205k views
5 votes
What is the tax treatment for shareholders of a closely held S Corporation?

1) They are taxed on their share of the corporation's income
2) They are not taxed on their share of the corporation's income
3) They are taxed at a lower rate than shareholders of other types of corporations
4) They are not subject to any taxes

User Davidfowl
by
8.4k points

1 Answer

6 votes

Final answer:

Shareholders of a closely held S Corporation are taxed on their share of the corporation's income. This is known as pass-through taxation, where the corporation's profits and losses flow through to the individual shareholders. The tax rates for S Corporation shareholders are the same as those for other individuals and not specifically lower.

Step-by-step explanation:

The tax treatment for shareholders of a closely held S Corporation is that they are taxed on their share of the corporation's income. This means that shareholders are required to report their portion of the corporation's income on their personal tax returns and pay taxes on it at their individual tax rates.

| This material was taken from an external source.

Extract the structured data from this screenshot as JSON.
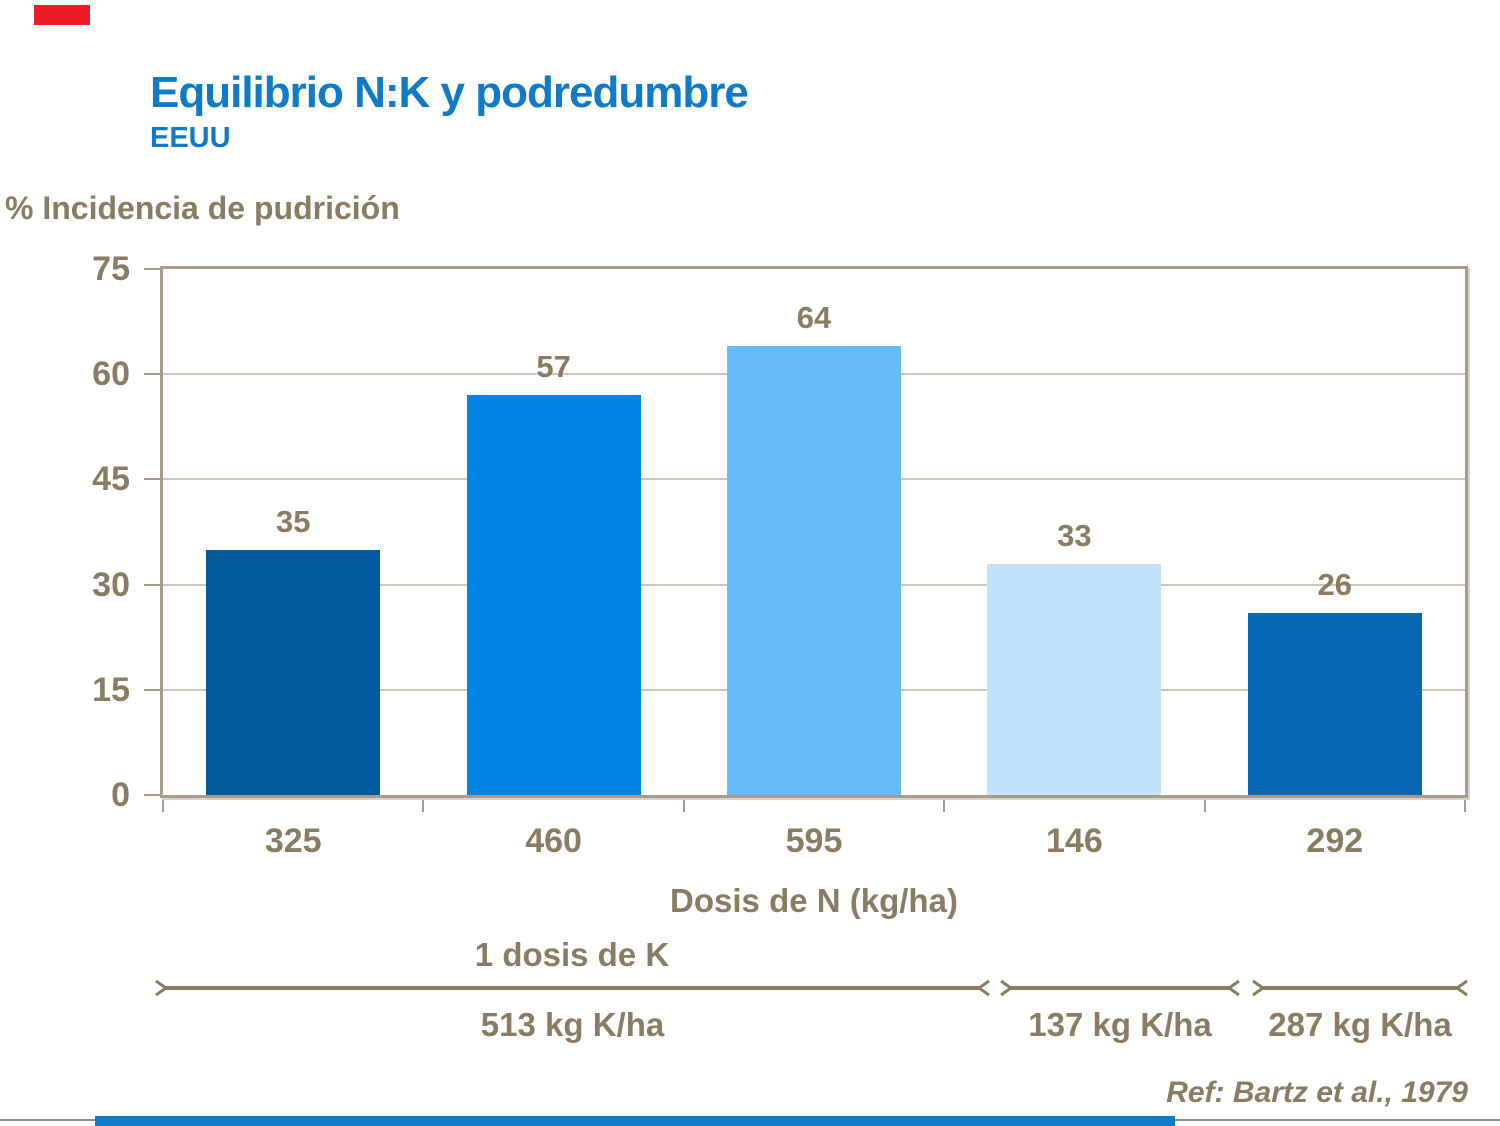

Unlike a C Corporation, which is subject to double taxation where the corporation is taxed on its profits and shareholders are taxed on their dividends, an S Corporation's income is only taxed at the shareholder level. This is known as pass-through taxation, where the corporation's profits and losses flow through to the individual shareholders. The shareholders then pay taxes on their share of the profits or can offset any losses against other income.

It's important to note that the tax rates for S Corporation shareholders are the same as those for other individuals and not specifically lower. The tax rate depends on the shareholder's total taxable income and the applicable tax brackets.